The mother who towers irrefutably over the Hitchcock canon, Norma Bates of Psycho, is the original monstrous feminine. But how far is she, as Professor Tania Modleski points out, “That much maligned woman?” Absent but pervasive, her presence is consumptive, from the muddy swamp where Norman tries to conceal evidence of murder to the shrine-like bedroom preserved in the gothic family home.
The female force in Psycho revolts against its male counterpart and we hear how Norman was: “Never all Norman but was often only mother.” However, the power displayed in women equals male annihilation. Norma represents fear because she is a powerful female. She symbolizes a threatening prospect in a world governed by male authority.

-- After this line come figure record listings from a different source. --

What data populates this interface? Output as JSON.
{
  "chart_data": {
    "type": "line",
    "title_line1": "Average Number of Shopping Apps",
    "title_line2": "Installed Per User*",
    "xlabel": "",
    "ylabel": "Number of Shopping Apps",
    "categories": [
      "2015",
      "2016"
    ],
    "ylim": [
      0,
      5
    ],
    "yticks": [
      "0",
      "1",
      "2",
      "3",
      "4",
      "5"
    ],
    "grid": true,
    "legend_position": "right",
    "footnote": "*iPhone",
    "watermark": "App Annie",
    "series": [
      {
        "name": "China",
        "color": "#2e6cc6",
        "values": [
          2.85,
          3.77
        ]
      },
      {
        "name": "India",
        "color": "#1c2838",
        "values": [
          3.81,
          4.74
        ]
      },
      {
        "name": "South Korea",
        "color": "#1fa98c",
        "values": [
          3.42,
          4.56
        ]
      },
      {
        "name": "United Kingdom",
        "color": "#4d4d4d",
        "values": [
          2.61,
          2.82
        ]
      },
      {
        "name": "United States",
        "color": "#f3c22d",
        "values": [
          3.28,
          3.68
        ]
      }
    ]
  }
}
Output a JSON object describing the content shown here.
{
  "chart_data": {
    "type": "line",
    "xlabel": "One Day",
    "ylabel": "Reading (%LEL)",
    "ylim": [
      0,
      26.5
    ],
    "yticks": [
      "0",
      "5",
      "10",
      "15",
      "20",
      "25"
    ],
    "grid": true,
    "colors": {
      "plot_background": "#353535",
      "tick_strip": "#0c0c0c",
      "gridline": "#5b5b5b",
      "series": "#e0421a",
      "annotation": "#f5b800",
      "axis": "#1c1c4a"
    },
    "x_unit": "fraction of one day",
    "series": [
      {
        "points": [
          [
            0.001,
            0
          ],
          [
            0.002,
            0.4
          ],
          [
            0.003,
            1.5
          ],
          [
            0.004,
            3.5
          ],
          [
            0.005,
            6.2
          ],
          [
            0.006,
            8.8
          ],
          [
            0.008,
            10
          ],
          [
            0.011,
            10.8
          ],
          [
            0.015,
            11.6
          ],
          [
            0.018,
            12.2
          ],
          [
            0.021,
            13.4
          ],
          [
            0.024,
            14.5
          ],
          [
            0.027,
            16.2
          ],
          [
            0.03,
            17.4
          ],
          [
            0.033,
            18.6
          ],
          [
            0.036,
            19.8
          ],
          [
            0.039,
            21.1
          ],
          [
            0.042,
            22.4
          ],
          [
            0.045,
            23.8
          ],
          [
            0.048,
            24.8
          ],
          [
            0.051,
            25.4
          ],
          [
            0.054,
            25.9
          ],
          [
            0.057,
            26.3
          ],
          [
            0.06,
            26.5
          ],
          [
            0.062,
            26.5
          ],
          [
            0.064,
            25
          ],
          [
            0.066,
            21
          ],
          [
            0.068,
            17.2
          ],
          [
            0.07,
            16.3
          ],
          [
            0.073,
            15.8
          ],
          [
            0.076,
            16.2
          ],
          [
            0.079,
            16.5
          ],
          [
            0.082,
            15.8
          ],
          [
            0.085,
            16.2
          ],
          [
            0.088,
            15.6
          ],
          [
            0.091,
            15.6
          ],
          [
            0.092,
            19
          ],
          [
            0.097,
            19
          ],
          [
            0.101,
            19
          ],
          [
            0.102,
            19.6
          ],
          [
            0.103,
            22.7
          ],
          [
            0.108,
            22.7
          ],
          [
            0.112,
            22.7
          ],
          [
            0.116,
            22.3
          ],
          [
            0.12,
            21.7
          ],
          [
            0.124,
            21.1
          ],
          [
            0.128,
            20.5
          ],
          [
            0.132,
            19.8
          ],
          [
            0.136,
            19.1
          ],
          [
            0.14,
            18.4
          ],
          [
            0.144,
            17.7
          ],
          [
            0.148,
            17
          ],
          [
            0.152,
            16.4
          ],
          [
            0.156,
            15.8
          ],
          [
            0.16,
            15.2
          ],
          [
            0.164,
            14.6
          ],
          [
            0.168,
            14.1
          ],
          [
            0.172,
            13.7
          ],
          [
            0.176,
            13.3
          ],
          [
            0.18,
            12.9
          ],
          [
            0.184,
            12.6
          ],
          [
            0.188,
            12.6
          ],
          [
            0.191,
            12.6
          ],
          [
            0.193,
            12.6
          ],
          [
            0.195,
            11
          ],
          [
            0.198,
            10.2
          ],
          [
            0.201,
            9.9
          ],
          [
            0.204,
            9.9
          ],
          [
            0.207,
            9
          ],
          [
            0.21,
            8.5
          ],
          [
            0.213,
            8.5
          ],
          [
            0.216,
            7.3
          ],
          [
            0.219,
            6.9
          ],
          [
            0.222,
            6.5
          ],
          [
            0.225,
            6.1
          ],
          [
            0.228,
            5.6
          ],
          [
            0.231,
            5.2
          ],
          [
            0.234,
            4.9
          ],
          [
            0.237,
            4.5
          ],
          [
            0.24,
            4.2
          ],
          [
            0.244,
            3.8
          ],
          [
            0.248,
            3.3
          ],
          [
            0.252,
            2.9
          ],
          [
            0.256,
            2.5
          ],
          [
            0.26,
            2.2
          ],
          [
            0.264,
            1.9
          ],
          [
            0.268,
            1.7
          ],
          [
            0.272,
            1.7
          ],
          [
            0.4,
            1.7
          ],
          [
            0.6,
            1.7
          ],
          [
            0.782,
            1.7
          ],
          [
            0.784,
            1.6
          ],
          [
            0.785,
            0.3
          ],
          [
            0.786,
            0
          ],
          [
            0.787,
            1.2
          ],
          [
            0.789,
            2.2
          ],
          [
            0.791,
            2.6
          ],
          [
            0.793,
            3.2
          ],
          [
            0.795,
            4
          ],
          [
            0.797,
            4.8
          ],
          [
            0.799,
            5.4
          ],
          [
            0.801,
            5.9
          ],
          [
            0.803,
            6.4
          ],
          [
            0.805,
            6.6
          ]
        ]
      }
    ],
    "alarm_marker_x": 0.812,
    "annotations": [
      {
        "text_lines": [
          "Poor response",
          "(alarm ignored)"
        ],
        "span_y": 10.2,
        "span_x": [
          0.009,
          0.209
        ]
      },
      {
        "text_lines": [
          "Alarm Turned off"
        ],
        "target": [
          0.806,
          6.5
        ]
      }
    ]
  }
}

Ultimately, the female figure carries the responsibility for all human sin, like the Biblical Eve-Norma wears the blame. However, while Hitchcock’s most famous mother might be dead, she is (like the eponymous character of Hitchcock’s 1940’s Rebecca) far from gone. Everywhere we look, she is fighting to be seen. The sheets of her bed still bear her outline, and her preserved, skeletal body ensures it is found with a rip-roaring scream.
Like Marion’s car lifted out of the swamp at the film’s end, Norma refuses to be intimidated or silenced. Instead, she invokes Robin Wood’s groundbreaking theory, “What is repressed must always struggle to return.”